09 April 2012

The case of the Chimney Pots and the Spy


This was originally posted to JPG Magazine using ShareThis with an unrevised narrative.
Look up.  Don't point your camera at anyone.  These were the thoughts that passed through my view finder and out of the lens toward objects of unsung desire.  I was walking down one of the narrow streets of Cambridge (U.K.).  And, the crowd was growing more dense as the lane ahead narrowed.
Years earlier, while I had been photographing a library in Botswana.  The images were needed to illustrate a report on preservation conditions and structural enhancements.  One of the library's readers, who assumed that I'd been photographing her, took exception.  She broke the silence of the Rare Book Reading Room with a verbally violent attack.  Her index fingers were alternately making stabbing and jabbing motions into the air as she charged toward me.  Nothing short of sharing the images I'd taken with her would satisfy her paranoia.  When she got her fill of shots of doors and windows, glass and metal, and of the sunlight pouring down through the building's perfect diamond-shaped glass ceiling, she turned to me pacified.  Adopting a conspiratorial tone, she remarked simply, "So, you like to photograph things that stand witness."
Chimney Pots
Stand they do: these five red pots on a pedestal, demanding attention.  Five little Rockettes, they might just break out into dance as stand posing.   But, it is the crowd looking on that draws my attention.
The dull pot in the foreground. And, its sibling ducking behind a dormer. A third, revealed only in the shadows, painted on the canvas of white wall.

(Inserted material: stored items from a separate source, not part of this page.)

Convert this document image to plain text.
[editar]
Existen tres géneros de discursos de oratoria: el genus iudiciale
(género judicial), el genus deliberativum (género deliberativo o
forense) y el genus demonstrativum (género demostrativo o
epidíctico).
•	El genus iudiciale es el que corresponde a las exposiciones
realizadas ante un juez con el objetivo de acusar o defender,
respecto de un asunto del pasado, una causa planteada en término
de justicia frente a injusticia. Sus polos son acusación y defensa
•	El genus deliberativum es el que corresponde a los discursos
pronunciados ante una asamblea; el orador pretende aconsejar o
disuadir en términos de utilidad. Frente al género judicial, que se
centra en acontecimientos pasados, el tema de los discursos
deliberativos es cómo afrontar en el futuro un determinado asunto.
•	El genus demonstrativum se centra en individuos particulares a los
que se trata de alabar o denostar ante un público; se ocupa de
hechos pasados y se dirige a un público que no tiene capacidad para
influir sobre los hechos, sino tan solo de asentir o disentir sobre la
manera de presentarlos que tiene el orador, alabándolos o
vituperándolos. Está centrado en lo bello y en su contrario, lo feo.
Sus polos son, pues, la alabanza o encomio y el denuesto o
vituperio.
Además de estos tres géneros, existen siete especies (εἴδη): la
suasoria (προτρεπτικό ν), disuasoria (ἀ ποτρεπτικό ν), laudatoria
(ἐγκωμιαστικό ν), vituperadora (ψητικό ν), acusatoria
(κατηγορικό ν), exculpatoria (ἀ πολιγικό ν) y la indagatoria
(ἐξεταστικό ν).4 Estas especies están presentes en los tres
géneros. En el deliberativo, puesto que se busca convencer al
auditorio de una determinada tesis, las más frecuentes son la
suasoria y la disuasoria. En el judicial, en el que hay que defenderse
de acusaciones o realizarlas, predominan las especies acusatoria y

The north/north-west facing windows, themselves.  Standing poker-faced in hear-no-evilsee-no-evilspeak-no-evil panes of three, they repeat themselves like the name, rank and serial number of a prisoner.   Turned from the interrogation of the sun, they reflect nothing.  They are not illuminated within, the life has literally gone out of them.
The drain-pipe standing sentry at the corner of the background building.  Functionally literate.  Yet, almost unnoticed among the lines of structure.  A quite character in an architectural morality play: black lines for a white building like the stain of sin or of a functional body.  The white trim of the black building, winking: only playing dead.  By nightfall each window will host a play of its own.
And, most of all, the spy in the scene.  The antenna, communicating silently with a subject beyond view.  The lie is put to it.  It turns in the shadows.  Quite unlike the dull chimney pots that present themselves forthrightly, it is smarter. Using lines formed of the painted mortar, it imagines a clock painted on the wall.  It can tell time.
I like to photograph things that stand witness, even false witness.  Everything has a story to tell.